Conforme a maneira como lidamos com as nossas feridas, podemos nos tornar feridos que ferem ou feridos que curam. A Bíblia fala de dois tipos de tristeza: uma tristeza ”mundana” que leva à auto comiseração nos faz assumir o papel de vítima e “produz morte”; uma tristeza na perspectiva de Deus que gera transformação e vida (2 Coríntios 7:10). Mergulhando na história da nossa vida, encontramos momentos dramáticos em que tivemos que fazer a escolha crucial de nos tornarmos amargurados por nossas feridas ou feridos que curam. O filme recente “Patch Adams: o amor é contagioso” fala de um homem que fez a escolha de ser um ferido que cura e quase desistiu quando uma nova ferida o empurrou na beira do precipício. Para seu próprio bem e o bem das pessoas à sua volta, ele finalmente escolheu seguir o princípio bíblico de “vencer o mal com o bem”(Romanos 12:21). Na maioria das vezes, optamos por uma solução intermediária mesclando sentimentos de magoa e desejo de superar, passando alternativamente de vítima à protagonista.

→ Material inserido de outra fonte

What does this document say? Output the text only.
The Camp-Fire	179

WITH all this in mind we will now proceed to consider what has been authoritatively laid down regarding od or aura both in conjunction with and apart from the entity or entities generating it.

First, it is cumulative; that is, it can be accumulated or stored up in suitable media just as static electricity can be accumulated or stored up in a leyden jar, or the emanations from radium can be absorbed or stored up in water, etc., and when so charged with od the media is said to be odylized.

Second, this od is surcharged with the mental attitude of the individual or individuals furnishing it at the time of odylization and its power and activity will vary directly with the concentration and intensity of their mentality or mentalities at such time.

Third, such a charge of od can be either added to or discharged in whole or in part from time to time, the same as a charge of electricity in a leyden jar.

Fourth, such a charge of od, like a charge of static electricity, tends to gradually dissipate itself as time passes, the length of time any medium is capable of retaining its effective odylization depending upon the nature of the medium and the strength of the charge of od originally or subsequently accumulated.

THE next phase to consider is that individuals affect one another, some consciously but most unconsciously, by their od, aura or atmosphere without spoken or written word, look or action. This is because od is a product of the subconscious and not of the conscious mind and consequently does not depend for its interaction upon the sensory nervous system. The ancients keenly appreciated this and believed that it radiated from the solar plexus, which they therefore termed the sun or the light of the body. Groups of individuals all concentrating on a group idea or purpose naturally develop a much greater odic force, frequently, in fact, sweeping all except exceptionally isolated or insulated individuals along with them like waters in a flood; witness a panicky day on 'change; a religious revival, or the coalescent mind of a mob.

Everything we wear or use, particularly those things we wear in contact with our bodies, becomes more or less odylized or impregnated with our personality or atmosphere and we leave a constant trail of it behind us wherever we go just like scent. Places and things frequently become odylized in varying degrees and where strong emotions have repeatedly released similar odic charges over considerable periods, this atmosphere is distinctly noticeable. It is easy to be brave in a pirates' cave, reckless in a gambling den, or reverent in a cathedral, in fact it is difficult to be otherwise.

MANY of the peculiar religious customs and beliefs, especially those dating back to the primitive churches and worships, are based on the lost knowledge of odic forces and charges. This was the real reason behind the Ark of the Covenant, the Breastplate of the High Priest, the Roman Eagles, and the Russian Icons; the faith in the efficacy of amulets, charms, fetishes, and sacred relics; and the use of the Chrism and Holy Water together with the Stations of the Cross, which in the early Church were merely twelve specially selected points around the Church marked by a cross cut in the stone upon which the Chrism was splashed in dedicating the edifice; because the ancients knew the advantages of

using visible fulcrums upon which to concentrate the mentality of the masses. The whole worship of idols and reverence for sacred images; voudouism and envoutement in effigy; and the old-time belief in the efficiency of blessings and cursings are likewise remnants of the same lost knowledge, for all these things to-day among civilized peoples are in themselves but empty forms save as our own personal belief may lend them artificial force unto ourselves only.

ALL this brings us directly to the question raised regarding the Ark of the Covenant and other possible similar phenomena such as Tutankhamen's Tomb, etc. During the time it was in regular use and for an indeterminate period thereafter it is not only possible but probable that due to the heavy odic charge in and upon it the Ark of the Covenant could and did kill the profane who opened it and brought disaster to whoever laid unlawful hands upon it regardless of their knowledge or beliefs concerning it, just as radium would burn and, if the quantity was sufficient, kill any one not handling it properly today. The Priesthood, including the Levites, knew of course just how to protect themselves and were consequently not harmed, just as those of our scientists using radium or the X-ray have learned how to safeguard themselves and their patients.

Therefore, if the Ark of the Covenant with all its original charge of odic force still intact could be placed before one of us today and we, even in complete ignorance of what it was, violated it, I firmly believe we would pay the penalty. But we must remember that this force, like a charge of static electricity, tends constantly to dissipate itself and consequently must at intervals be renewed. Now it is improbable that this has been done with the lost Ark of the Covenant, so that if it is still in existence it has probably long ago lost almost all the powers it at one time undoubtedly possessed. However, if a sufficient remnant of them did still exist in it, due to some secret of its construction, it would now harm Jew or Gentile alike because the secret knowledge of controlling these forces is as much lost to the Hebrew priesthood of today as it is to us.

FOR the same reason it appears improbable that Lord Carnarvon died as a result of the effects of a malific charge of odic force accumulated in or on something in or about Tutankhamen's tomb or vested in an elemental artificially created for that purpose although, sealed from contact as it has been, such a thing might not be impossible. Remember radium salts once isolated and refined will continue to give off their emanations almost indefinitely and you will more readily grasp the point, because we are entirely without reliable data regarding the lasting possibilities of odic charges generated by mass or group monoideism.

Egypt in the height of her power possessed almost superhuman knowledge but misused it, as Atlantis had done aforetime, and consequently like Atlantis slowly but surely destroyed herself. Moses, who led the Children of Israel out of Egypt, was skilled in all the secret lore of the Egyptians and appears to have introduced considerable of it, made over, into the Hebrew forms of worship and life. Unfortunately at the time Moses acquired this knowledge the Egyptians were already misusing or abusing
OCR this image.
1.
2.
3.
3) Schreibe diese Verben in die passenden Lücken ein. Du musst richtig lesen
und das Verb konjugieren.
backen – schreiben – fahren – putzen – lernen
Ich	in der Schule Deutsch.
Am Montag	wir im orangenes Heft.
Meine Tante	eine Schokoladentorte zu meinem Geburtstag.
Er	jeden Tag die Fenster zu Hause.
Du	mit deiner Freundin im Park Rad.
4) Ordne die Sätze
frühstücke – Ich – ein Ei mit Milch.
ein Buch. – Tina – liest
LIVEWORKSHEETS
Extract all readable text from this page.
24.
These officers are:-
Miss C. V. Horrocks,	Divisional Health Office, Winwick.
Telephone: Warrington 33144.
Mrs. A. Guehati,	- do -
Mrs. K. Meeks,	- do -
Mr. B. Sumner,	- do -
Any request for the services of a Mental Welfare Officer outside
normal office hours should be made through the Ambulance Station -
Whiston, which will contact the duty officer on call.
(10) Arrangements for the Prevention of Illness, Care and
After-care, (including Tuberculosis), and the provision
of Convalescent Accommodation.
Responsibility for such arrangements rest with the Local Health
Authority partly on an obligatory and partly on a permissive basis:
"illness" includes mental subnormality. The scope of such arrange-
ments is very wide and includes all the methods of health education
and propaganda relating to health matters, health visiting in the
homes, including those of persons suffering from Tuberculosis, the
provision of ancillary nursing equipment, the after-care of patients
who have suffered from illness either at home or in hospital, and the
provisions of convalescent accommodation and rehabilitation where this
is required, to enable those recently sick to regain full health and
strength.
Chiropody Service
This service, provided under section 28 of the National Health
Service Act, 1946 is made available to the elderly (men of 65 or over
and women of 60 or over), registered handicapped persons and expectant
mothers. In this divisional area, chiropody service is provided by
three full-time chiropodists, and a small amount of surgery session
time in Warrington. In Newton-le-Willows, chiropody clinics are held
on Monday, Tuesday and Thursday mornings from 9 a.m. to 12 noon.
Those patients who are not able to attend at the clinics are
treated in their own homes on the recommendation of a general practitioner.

Nossa experiência pessoal de feridos curados pelo amor incondicional de Deus é que nos permite aliviar o sofrimento de outros. Enquanto perseguimos nossa felicidade como prioridade absoluta, iremos fazer isto às custas do bem estar do outro. Mas ao buscar minorar a dor do nosso próximo, encontraremos a plenitude de alegria para a qual fomos criados. Ao acolher a realidade com todas as suas facetas, não podemos deixar de perceber o próprio Deus. Cristo é a Verdade e a Vida. Por isto, ao optarmos pela verdade encontraremos a Cristo, assim como através das coisas bonitas podemos enxergar a própria beleza.
A cruz de Cristo proclama que a vida não se preserva negando a morte, mas acolhendo o ciclo de morte e renascimento. Por isto, somos chamados a “levar sempre nos corpo o morrer de Jesus para que também a sua vida se manifeste em nosso corpo”( 2 Coríntios 4:10). Assim, em vez de fugir do sofrimento através de uma vida artificial, podemos superá-lo com o bálsamo do amor de Deus que transforma o mal em bem. Precisamos olhar para os retalhos espalhados da nossa vida na perspectiva de Cristo que venceu o mal e a morte. Assim podemos costurá-los para formar uma colcha que reflete a obra de arte única que é a nossa existência à luz do amor de Deus e na dependência do Espírito Santo.